Opioide – Welche Neben- und Wechselwirkungen sind möglich?

Opioide sind in der Behandlung starker Schmerzen unverzichtbar. Doch jedes Medikament mit einer Wirkung besitzt auch Nebenwirkungen – dieser Grundsatz gilt ebenso für diese effektiven Schmerzmittel. Treten unerwünschte Begleiterscheinungen unter der Opioid-Therapie auf, können diese jedoch durch bestimmte Maßnahmen bzw. Medikamente oft gut beherrscht werden.

Wie wirken Opioide im menschlichen Körper?

Verstopfung durch Opioide

Verstopfung ist eine der häufigsten Nebenwirkungen in der Schmerztherapie mit Opioiden.

Opioide sind starke Schmerzmittel, die ihre schmerzlindernde Wirkung über spezielle Opioid-Bindungsstellen im Gehirn entfalten. Solche Bindungsstellen kommen aber nicht nur im Gehirn, sondern auch in vielen anderen Bereichen des Körpers vor, wie z. B. im Magen-Darm-Trakt oder in den Harnwegen. Damit lassen sich einige typische Nebenwirkungen dieser Medikamenten-Gruppe erklären.

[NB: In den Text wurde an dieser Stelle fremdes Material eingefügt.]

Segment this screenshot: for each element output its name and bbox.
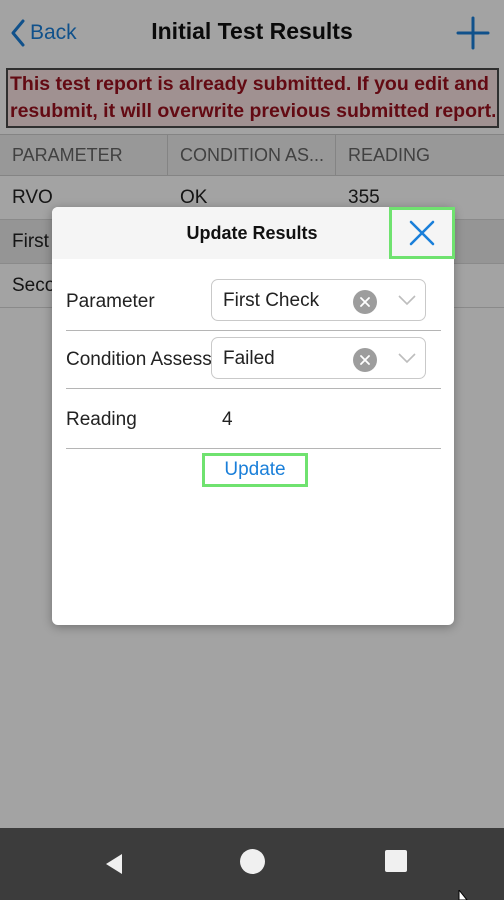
nav-home-icon[interactable]: [240, 849, 265, 874]
condition-label: Condition Assess: [66, 349, 211, 370]
dialog-header: Update Results: [52, 207, 455, 259]
reading-row: Reading 4: [66, 391, 441, 449]
parameter-label: Parameter: [66, 291, 155, 312]
close-icon: [409, 220, 435, 246]
chevron-down-icon[interactable]: [398, 294, 416, 306]
android-nav-bar: [0, 828, 504, 900]
nav-back-icon[interactable]: [100, 850, 128, 878]
condition-row: Condition Assess Failed: [66, 331, 441, 389]
close-button[interactable]: [389, 207, 455, 259]
parameter-row: Parameter First Check: [66, 273, 441, 331]
condition-select[interactable]: Failed: [211, 337, 426, 379]
reading-input[interactable]: 4: [222, 391, 233, 449]
mouse-cursor-icon: [458, 890, 468, 900]
parameter-value: First Check: [223, 290, 320, 311]
update-results-dialog: Update Results Parameter First Check Con…: [52, 207, 455, 625]
condition-value: Failed: [223, 348, 275, 369]
clear-icon[interactable]: [353, 290, 377, 314]
nav-recents-icon[interactable]: [385, 850, 407, 872]
reading-label: Reading: [66, 409, 137, 430]
update-button[interactable]: Update: [202, 453, 308, 487]
clear-icon[interactable]: [353, 348, 377, 372]
parameter-select[interactable]: First Check: [211, 279, 426, 321]
chevron-down-icon[interactable]: [398, 352, 416, 364]
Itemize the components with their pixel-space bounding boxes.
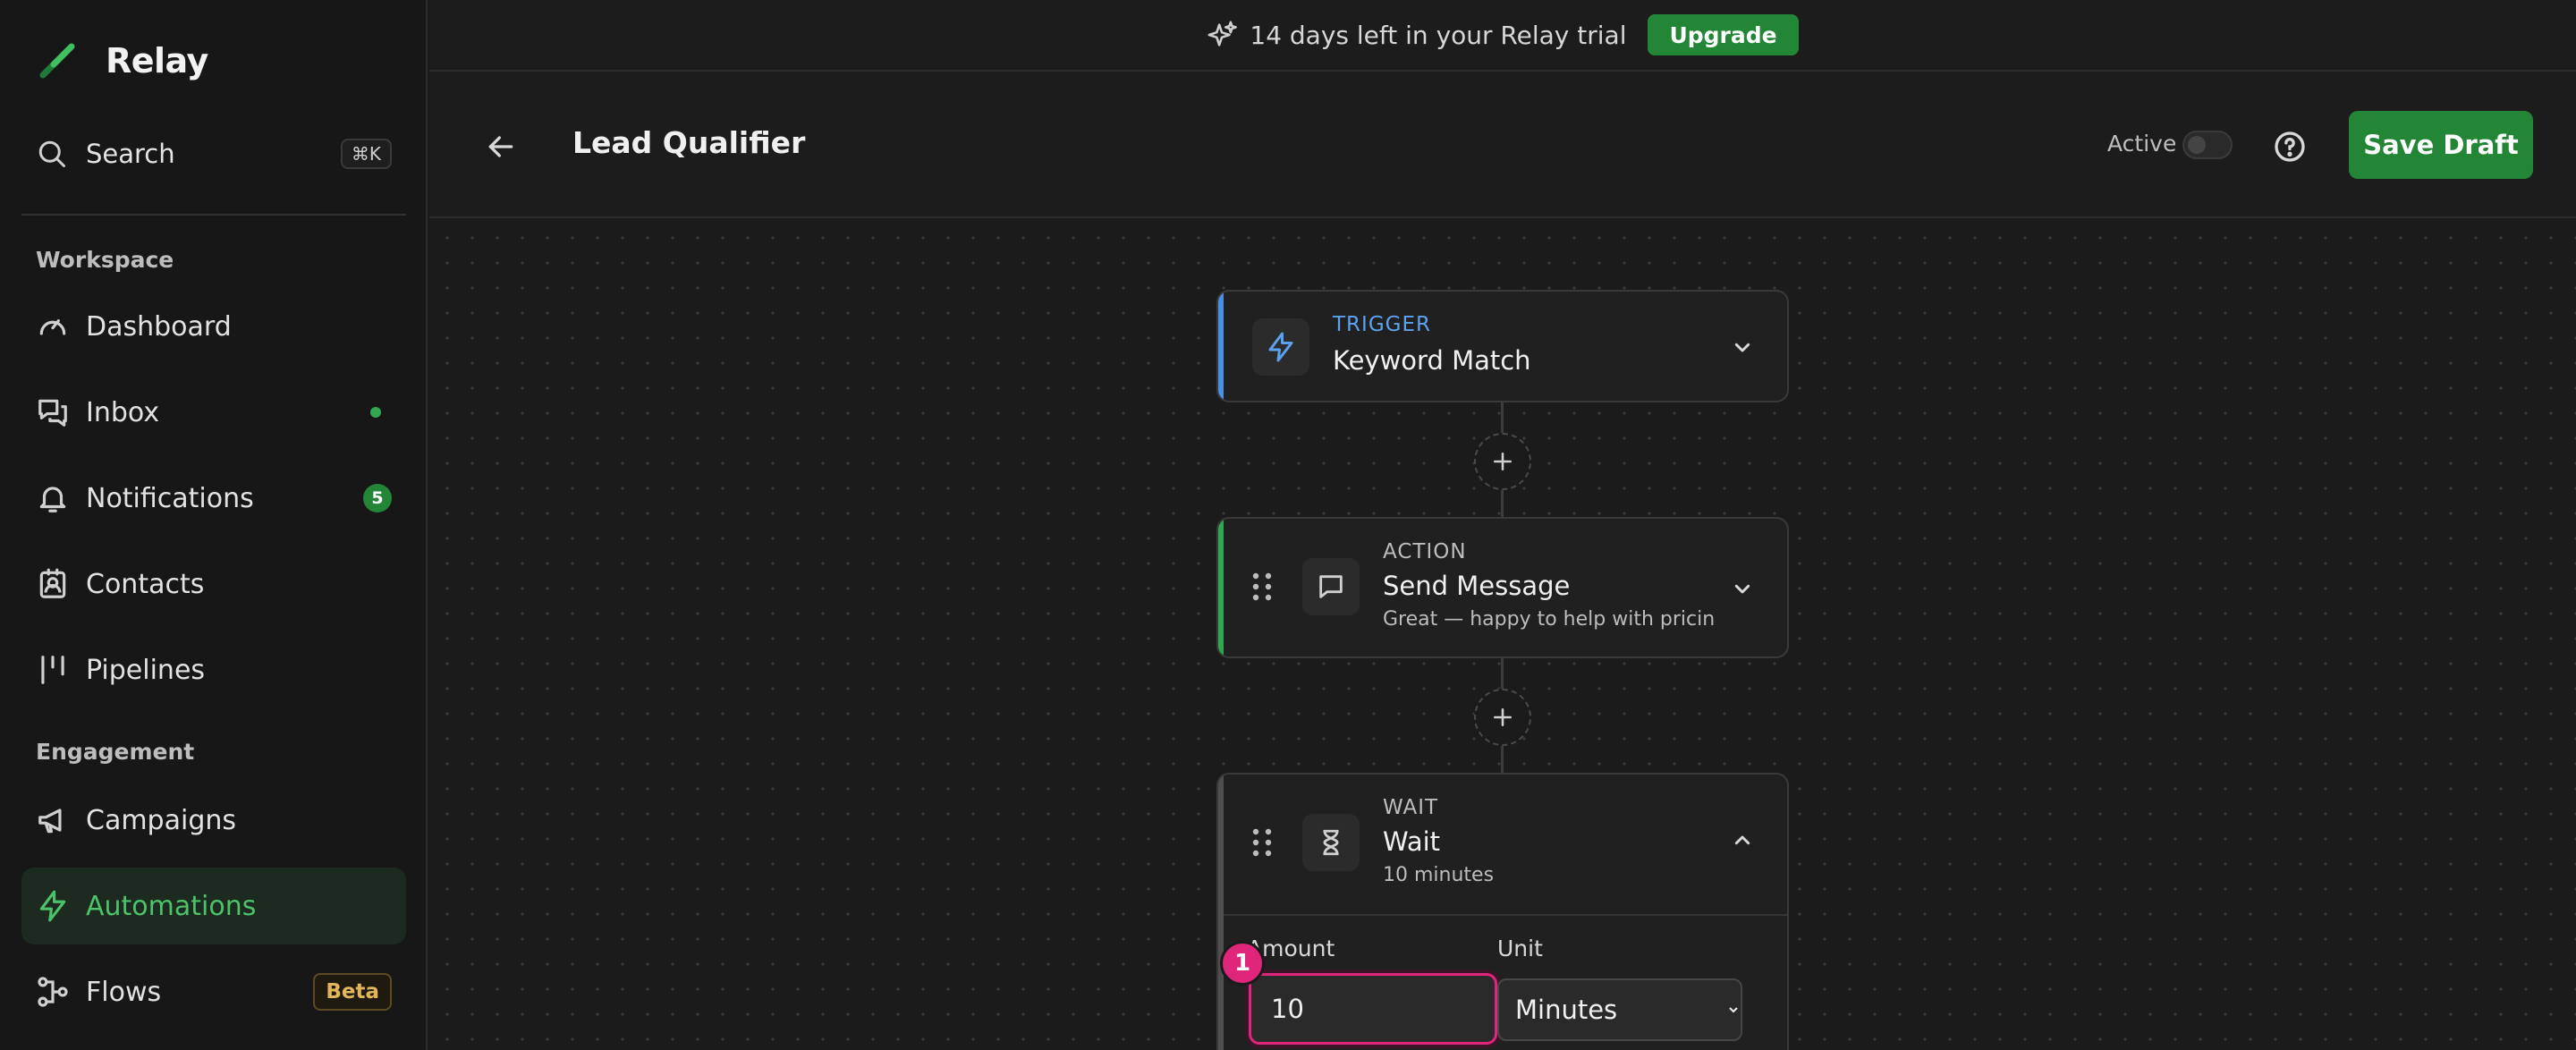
node-title: Wait [1383, 826, 1441, 857]
sidebar-item-label: Campaigns [86, 804, 237, 836]
plus-icon [1494, 453, 1512, 470]
plus-icon [1494, 708, 1512, 726]
notifications-count-badge: 5 [363, 484, 392, 512]
inbox-icon [38, 399, 67, 427]
unit-select[interactable]: Minutes [1497, 978, 1742, 1041]
search-icon [38, 140, 65, 167]
add-step-button[interactable] [1474, 689, 1531, 746]
sidebar-item-notifications[interactable]: Notifications 5 [21, 460, 406, 537]
sidebar-item-automations[interactable]: Automations [21, 868, 406, 944]
sidebar-item-pipelines[interactable]: Pipelines [21, 631, 406, 708]
sidebar-item-flows[interactable]: Flows Beta [21, 953, 406, 1030]
wait-node-card[interactable]: WAIT Wait 10 minutes Amount Unit Minutes [1216, 773, 1789, 1050]
search-button[interactable]: Search ⌘K [36, 131, 394, 177]
beta-badge: Beta [313, 973, 392, 1011]
node-subtitle: 10 minutes [1383, 864, 1495, 886]
page-header: Lead Qualifier Active Save Draft [429, 73, 2576, 218]
node-title: Keyword Match [1333, 345, 1531, 376]
search-shortcut: ⌘K [340, 139, 392, 169]
sidebar-divider [21, 214, 406, 216]
sidebar: Relay Search ⌘K Workspace Dashboard Inbo… [0, 0, 428, 1050]
card-icon-box [1252, 318, 1309, 376]
bell-icon [39, 487, 66, 512]
node-type-label: WAIT [1383, 796, 1439, 819]
message-icon [1319, 575, 1343, 598]
sidebar-item-label: Dashboard [86, 310, 232, 343]
sparkles-icon [1208, 21, 1238, 47]
amount-input[interactable] [1249, 973, 1497, 1045]
trial-banner-text: 14 days left in your Relay trial [1250, 20, 1627, 50]
megaphone-icon [38, 809, 62, 834]
sidebar-item-dashboard[interactable]: Dashboard [21, 288, 406, 365]
sidebar-item-label: Flows [86, 976, 162, 1008]
pipeline-icon [41, 656, 64, 684]
drag-handle-icon[interactable] [1250, 572, 1275, 601]
relay-logo-icon [39, 43, 75, 79]
section-label-workspace: Workspace [36, 247, 174, 273]
unread-dot [370, 407, 381, 418]
gauge-icon [39, 319, 66, 335]
page-title: Lead Qualifier [572, 125, 806, 160]
flow-canvas[interactable]: TRIGGER Keyword Match ACTION Send Messag… [429, 220, 2576, 1050]
sidebar-item-label: Inbox [86, 396, 160, 428]
trigger-node-card[interactable]: TRIGGER Keyword Match [1216, 290, 1789, 402]
action-node-card[interactable]: ACTION Send Message Great — happy to hel… [1216, 517, 1789, 658]
sidebar-item-label: Contacts [86, 568, 205, 600]
card-icon-box [1302, 558, 1360, 615]
search-label: Search [86, 139, 175, 169]
sidebar-item-campaigns[interactable]: Campaigns [21, 782, 406, 859]
trial-banner: 14 days left in your Relay trial Upgrade [429, 0, 2576, 72]
node-type-label: TRIGGER [1333, 313, 1431, 336]
hourglass-icon [1323, 829, 1339, 856]
lightning-icon [39, 890, 66, 922]
active-label: Active [2107, 131, 2177, 157]
flow-icon [38, 977, 68, 1007]
drag-handle-icon[interactable] [1250, 828, 1275, 857]
card-accent [1218, 292, 1224, 401]
brand[interactable]: Relay [36, 36, 208, 86]
toggle-knob [2188, 136, 2206, 154]
card-accent [1218, 519, 1224, 656]
lightning-icon [1268, 332, 1293, 362]
step-marker-badge: 1 [1220, 941, 1265, 986]
card-icon-box [1302, 814, 1360, 871]
section-label-engagement: Engagement [36, 739, 195, 765]
sidebar-item-label: Automations [86, 890, 257, 922]
sidebar-item-contacts[interactable]: Contacts [21, 546, 406, 622]
chevron-down-icon[interactable] [1728, 333, 1757, 361]
chevron-down-icon[interactable] [1728, 574, 1757, 603]
chevron-up-icon[interactable] [1728, 826, 1757, 855]
sidebar-item-inbox[interactable]: Inbox [21, 374, 406, 451]
card-accent [1218, 775, 1224, 1050]
back-arrow-icon[interactable] [483, 129, 519, 165]
unit-label: Unit [1497, 936, 1543, 961]
node-title: Send Message [1383, 571, 1571, 601]
node-type-label: ACTION [1383, 540, 1467, 563]
sidebar-item-label: Pipelines [86, 654, 206, 686]
contact-card-icon [39, 568, 66, 598]
node-subtitle: Great — happy to help with pricing! ... [1383, 608, 1714, 631]
help-icon[interactable] [2272, 129, 2308, 165]
active-toggle[interactable] [2182, 131, 2233, 159]
card-divider [1224, 914, 1787, 916]
add-step-button[interactable] [1474, 433, 1531, 490]
brand-name: Relay [106, 41, 208, 80]
upgrade-button[interactable]: Upgrade [1648, 14, 1799, 55]
save-draft-button[interactable]: Save Draft [2349, 111, 2533, 179]
sidebar-item-label: Notifications [86, 482, 254, 514]
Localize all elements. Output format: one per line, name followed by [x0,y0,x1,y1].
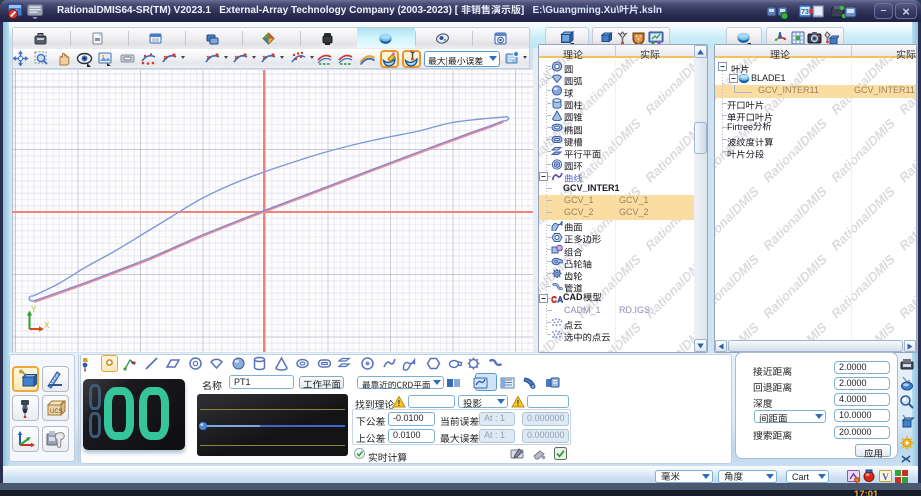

Besetzen Opioide z.B. die Bindungsstellen in den Harnwegen, so kann dies zu einer erschwerten Entleerung der Blase führen. Die Besetzung der Opioid-Bindungsstellen im Darm wiederum kann eine Verstopfung hervorrufen.1

Typische unerwünschte Wirkungen¹

Zu den typischen unerwünschten Wirkungen von Opioiden zählen insbesondere:

  • Verstopfung
  • Übelkeit und Erbrechen
  • Benommenheit mit verstärkter Schläfrigkeit
  • Schwindel
  • Juckreiz
  • Mundtrockenheit
  • Kopfschmerzen

Die meisten dieser unerwünschten Wirkungen von Opioiden treten nur vorübergehend in den ersten Tagen auf. Anders ist dies bei der Verstopfung. Sie kommt am häufigsten vor und hält während einer Opioid-Therapie regelmäßig dauerhaft an.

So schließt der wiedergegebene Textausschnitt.